Algunos modelos no pueden explicar la órbita y otros la composición. Actualmente el más aceptado es que la Tierra, cuando estaba en formación, fue chocada por otro planeta llamado Theia y se desprendió mucho material que se aglutinó y formó la Luna. Si es un desprendimiento de la Tierra, su composición química debería ser la misma. Y no lo es.

Cuando se produjo la colisión, el material que se desprendió estaba a muy alta temperatura y algunos componentes químicos de su superficie se habrían volatilizado. También algunos componentes del planeta Theia podrían haber quedado en la Luna.

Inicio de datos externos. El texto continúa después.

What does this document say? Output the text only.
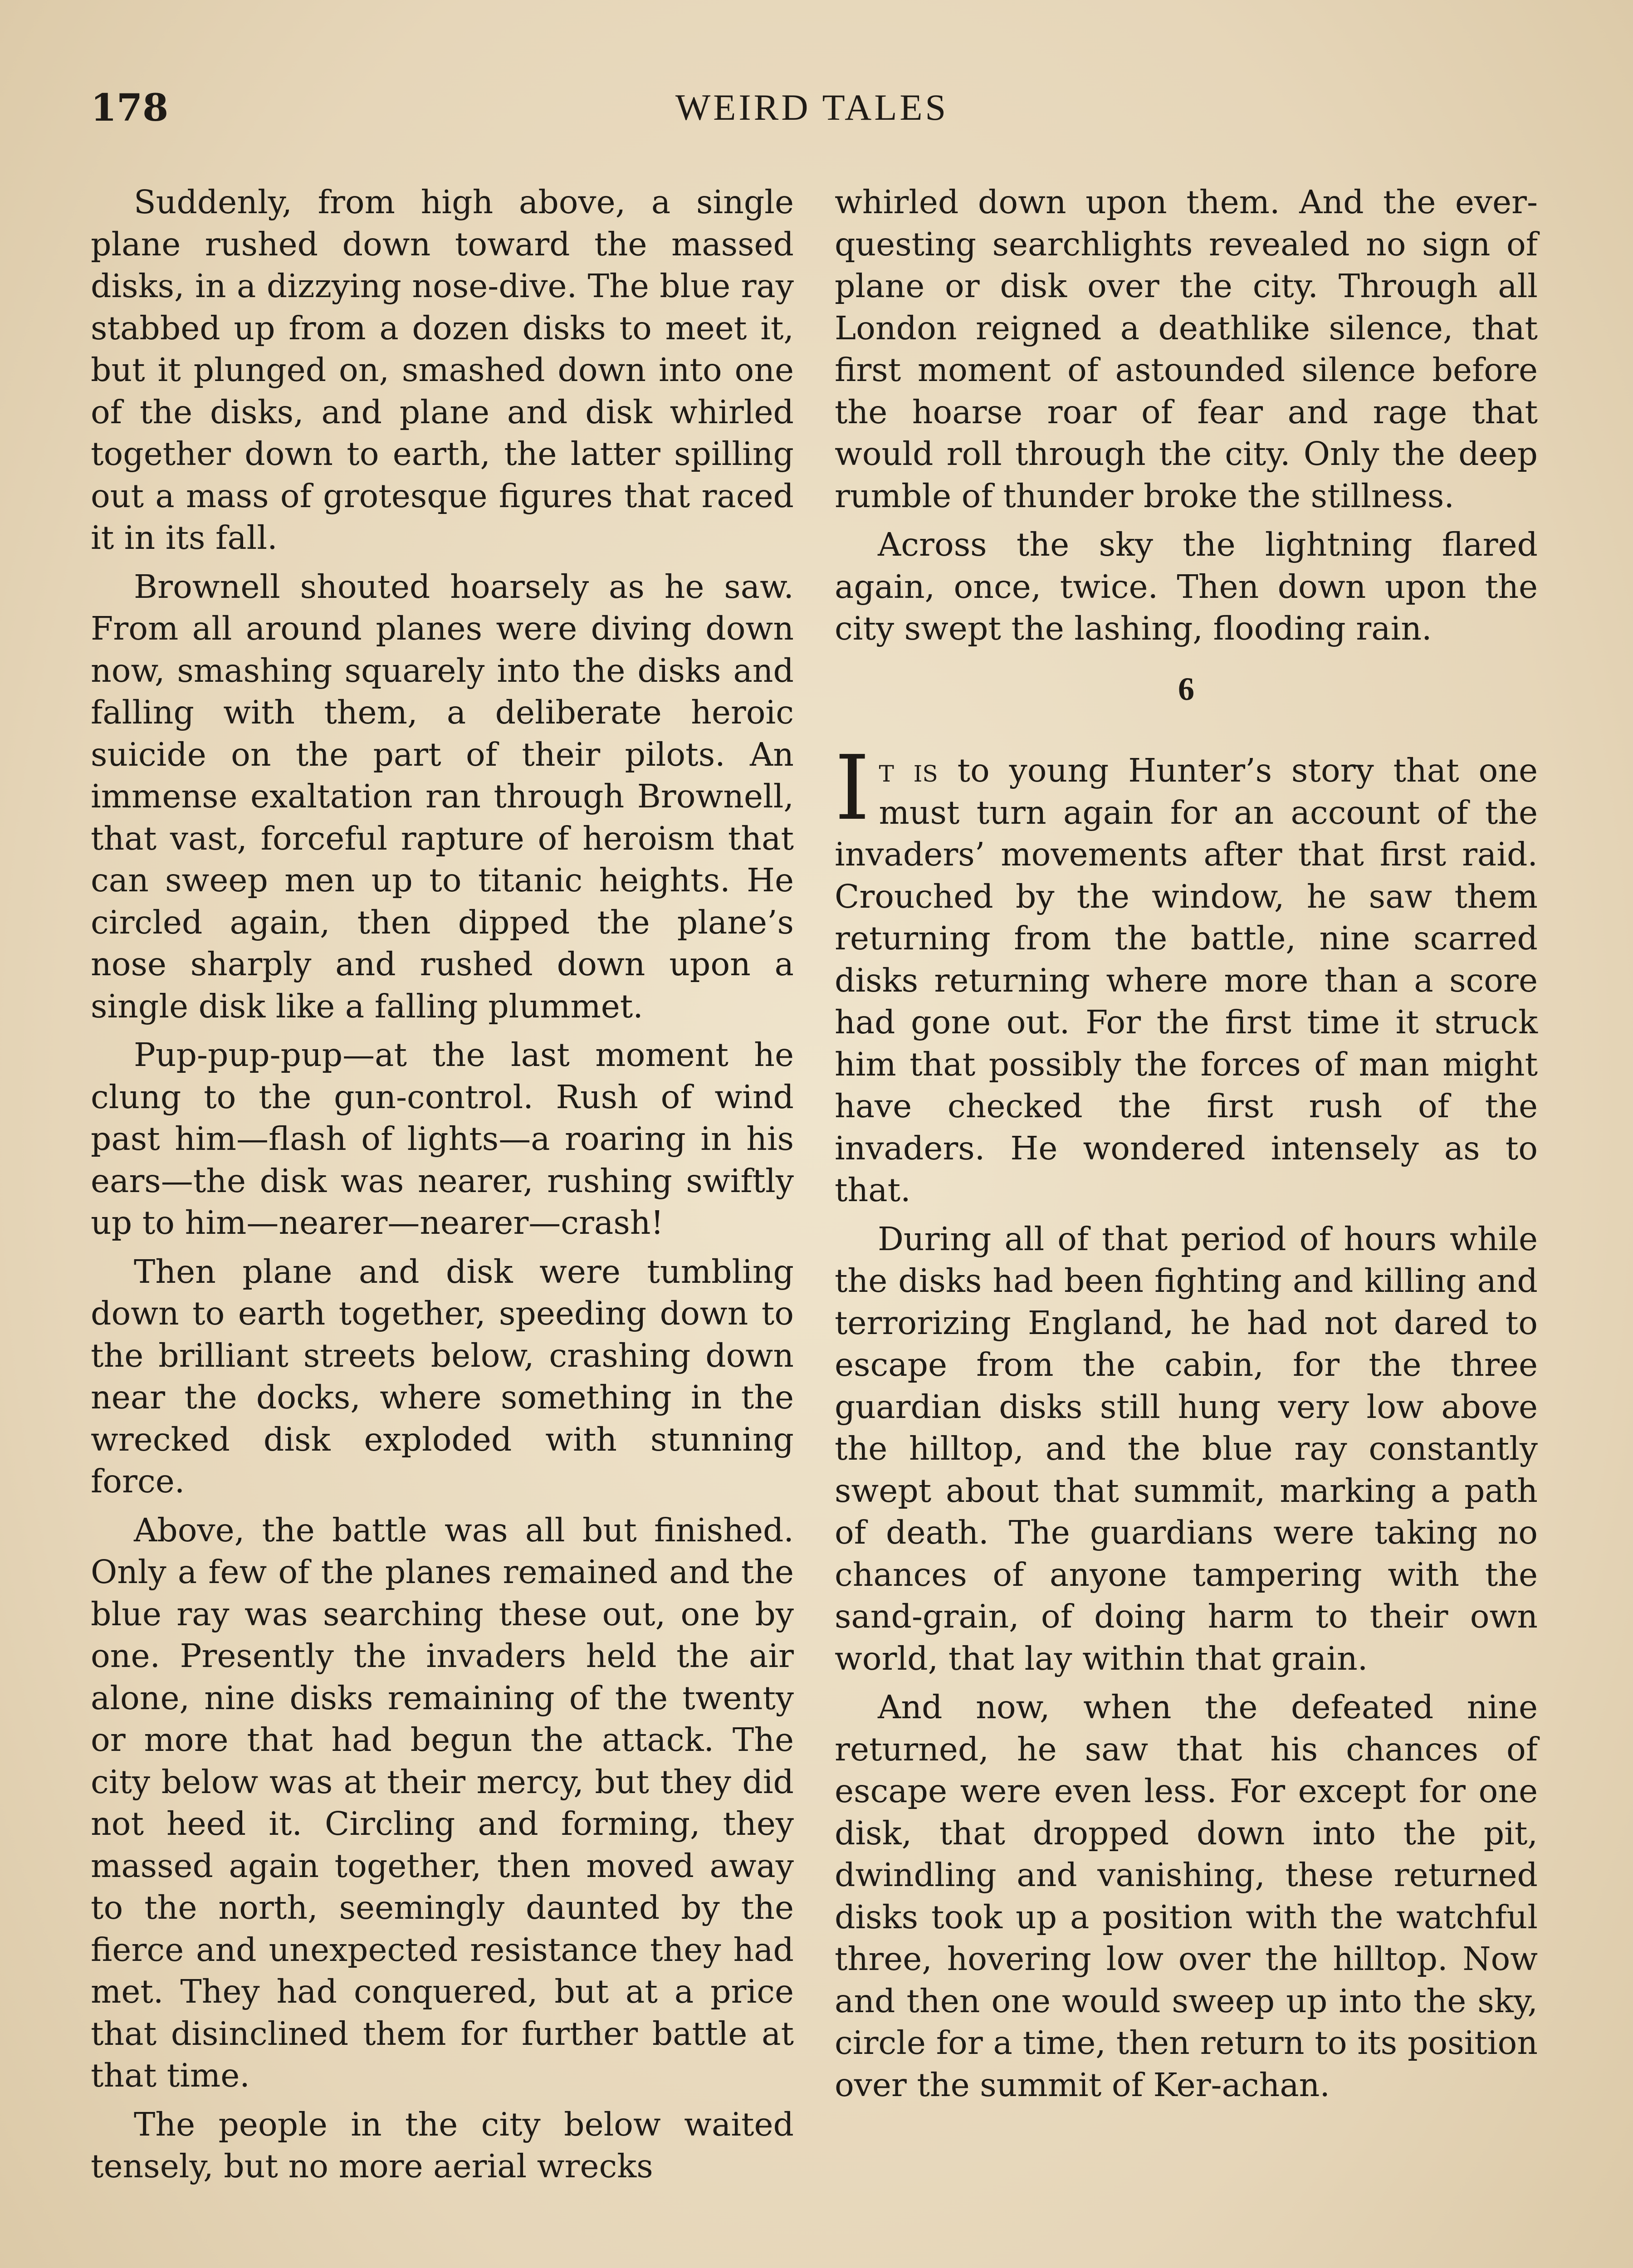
178	WEIRD TALES

Suddenly, from high above, a single plane rushed down toward the massed disks, in a dizzying nose-dive. The blue ray stabbed up from a dozen disks to meet it, but it plunged on, smashed down into one of the disks, and plane and disk whirled together down to earth, the latter spilling out a mass of grotesque figures that raced it in its fall.

Brownell shouted hoarsely as he saw. From all around planes were diving down now, smashing squarely into the disks and falling with them, a deliberate heroic suicide on the part of their pilots. An immense exaltation ran through Brownell, that vast, forceful rapture of heroism that can sweep men up to titanic heights. He circled again, then dipped the plane’s nose sharply and rushed down upon a single disk like a falling plummet.

Pup-pup-pup—at the last moment he clung to the gun-control. Rush of wind past him—flash of lights—a roaring in his ears—the disk was nearer, rushing swiftly up to him—nearer—nearer—crash!

Then plane and disk were tumbling down to earth together, speeding down to the brilliant streets below, crashing down near the docks, where something in the wrecked disk exploded with stunning force.

Above, the battle was all but finished. Only a few of the planes remained and the blue ray was searching these out, one by one. Presently the invaders held the air alone, nine disks remaining of the twenty or more that had begun the attack. The city below was at their mercy, but they did not heed it. Circling and forming, they massed again together, then moved away to the north, seemingly daunted by the fierce and unexpected resistance they had met. They had conquered, but at a price that disinclined them for further battle at that time.

The people in the city below waited tensely, but no more aerial wrecks

whirled down upon them. And the ever-questing searchlights revealed no sign of plane or disk over the city. Through all London reigned a deathlike silence, that first moment of astounded silence before the hoarse roar of fear and rage that would roll through the city. Only the deep rumble of thunder broke the stillness.

Across the sky the lightning flared again, once, twice. Then down upon the city swept the lashing, flooding rain.

6

It is to young Hunter’s story that one must turn again for an account of the invaders’ movements after that first raid. Crouched by the window, he saw them returning from the battle, nine scarred disks returning where more than a score had gone out. For the first time it struck him that possibly the forces of man might have checked the first rush of the invaders. He wondered intensely as to that.

During all of that period of hours while the disks had been fighting and killing and terrorizing England, he had not dared to escape from the cabin, for the three guardian disks still hung very low above the hilltop, and the blue ray constantly swept about that summit, marking a path of death. The guardians were taking no chances of anyone tampering with the sand-grain, of doing harm to their own world, that lay within that grain.

And now, when the defeated nine returned, he saw that his chances of escape were even less. For except for one disk, that dropped down into the pit, dwindling and vanishing, these returned disks took up a position with the watchful three, hovering low over the hilltop. Now and then one would sweep up into the sky, circle for a time, then return to its position over the summit of Ker-achan.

Tiene gran cantidad de cráteres lo que indica que fue colisionada por asteroides que también podrían haberle aportado material que no existe en la Tierra. Por todo esto, es esperable que los dos cuerpos tengan composiciones ligeramente diferentes.

Es difícil estudiar la composición química de los objetos celestes porque no se puede llegar a ellos y se debe hacer por métodos indirectos. Cuando el hombre llegó a la Luna trajeron muestras de su superficie. Eso ayudó a estudiar su composición. Con eso se descubrió, por ejemplo, que la superficie de la Luna está cubierta de un material bastante volátil llamado regolito. Pero esto no es suficiente para conocer a fondo su composición.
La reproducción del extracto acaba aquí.